I believe Russ’s dislike of me stems from the article I wrote about that 2016 retreat. Later that year, in an email conversation where my name came up in a separate matter, Russ wrote, “I have no respect at all for him.” And this past March, when Council President Elissa Hansen emailed Russ the agenda for this year’s retreat, Russ responded, “I am not feeling well, so I do not think I will be there. More importantly, if John Ramos is there, I will leave. He will distort what we say.”
President Hansen wisely advised Russ that “John Ramos is always there.” Russ did not attend the retreat.
Parks Commission President Erik Torch fears I am influencing people with my false perspective.
Last February, the city presented the Parks Commission with their plan for a new water access park on the St. Louis River, below Spirit Mountain. The commission, after hours of debate, voted against it.

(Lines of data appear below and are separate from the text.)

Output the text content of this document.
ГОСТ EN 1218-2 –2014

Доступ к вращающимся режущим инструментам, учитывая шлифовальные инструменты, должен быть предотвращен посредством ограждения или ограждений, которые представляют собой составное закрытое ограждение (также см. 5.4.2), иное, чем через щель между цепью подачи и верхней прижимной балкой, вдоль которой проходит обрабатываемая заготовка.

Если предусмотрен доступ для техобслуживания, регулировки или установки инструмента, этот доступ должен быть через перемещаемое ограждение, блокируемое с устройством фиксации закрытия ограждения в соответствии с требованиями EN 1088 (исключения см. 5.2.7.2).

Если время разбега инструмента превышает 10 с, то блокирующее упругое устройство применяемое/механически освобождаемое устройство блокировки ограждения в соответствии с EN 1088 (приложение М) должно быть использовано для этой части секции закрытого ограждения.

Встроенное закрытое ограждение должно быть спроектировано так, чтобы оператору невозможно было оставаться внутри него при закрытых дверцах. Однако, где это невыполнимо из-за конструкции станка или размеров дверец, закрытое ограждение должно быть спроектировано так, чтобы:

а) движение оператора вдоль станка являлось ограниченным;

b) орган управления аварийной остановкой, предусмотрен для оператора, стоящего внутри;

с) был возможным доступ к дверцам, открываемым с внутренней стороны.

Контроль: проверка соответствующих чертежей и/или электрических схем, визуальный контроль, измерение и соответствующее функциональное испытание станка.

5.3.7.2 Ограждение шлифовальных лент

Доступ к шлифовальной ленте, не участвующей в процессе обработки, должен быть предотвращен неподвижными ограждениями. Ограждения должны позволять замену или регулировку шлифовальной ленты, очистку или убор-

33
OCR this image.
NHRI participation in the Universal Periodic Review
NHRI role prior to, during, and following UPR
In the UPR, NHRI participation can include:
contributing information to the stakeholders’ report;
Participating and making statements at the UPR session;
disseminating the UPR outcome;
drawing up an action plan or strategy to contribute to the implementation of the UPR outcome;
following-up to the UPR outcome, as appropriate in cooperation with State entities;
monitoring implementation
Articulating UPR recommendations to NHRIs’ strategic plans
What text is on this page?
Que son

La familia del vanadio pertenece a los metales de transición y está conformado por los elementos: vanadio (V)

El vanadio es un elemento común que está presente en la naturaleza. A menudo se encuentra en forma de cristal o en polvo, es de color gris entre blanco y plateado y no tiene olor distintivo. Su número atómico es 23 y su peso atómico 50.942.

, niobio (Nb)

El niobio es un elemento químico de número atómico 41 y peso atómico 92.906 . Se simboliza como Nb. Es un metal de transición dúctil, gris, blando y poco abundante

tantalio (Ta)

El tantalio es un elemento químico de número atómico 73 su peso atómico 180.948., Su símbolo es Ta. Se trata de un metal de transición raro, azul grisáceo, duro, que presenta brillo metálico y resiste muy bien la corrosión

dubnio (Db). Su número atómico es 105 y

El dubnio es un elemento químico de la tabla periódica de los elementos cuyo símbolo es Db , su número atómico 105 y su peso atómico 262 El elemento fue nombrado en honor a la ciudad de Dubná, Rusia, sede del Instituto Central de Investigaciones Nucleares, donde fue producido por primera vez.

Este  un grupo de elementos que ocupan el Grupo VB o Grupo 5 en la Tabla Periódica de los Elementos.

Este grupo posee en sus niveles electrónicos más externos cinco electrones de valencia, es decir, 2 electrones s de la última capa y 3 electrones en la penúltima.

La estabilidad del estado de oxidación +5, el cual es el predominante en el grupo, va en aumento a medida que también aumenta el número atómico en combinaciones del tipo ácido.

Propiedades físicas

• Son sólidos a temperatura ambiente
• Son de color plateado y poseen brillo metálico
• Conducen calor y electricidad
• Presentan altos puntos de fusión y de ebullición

The next day, Mayor Emily Larson announced that she was going to bring the proposal to the City Council anyway—which caused me to wonder, in a series of emails to the Parks Commission, why the mayor was including them in the discussion at all, since she clearly had no interest in abiding by what they said.
On Feb. 18, 2018, Parks Commission President Erik Torch (who voted in favor of the park) emailed the mayor and city administrators. “There needs to be some outreach, ideally from the Mayor, to give assurances on the value of the commission … and to hear from her why she’s recommending adoption of the site plan … I think this is important for the future health of the Commission, as we’ve seen from some emails going around by John Ramos ... We have people who are only too eager to promote the idea that the city is just ramrodding through its ideas with little regards to public opinion. There are a number of commissioners, in light of these events, who I fear are more open to this perspective, as false as I think it is.”
Thus we see the mindset of a distressingly large number of people in public positions in Duluth (and probably elsewhere): When faced with evidence of something they don’t like, they just deny it exists. Does that remind you of anybody? Sad!
My data requests are shared with city administration.
As I have filed data requests over the years, I often wondered if the people I was investigating actually knew about it. Now, I know they do. On several occasions, Mr. Hanke or another attorney forwarded my data requests to top city administrators, often with a simple “FYI” as the message. It’s nice to know that by submitting data requests, I am telegraphing my future moves to the city. Maybe I’ll start including little messages with my requests, to add a personal touch: “Hi, Jim!” or “How’s it going, Dave?” or “What’s up, Emily?” Simple courtesy goes a long way in the reporting business.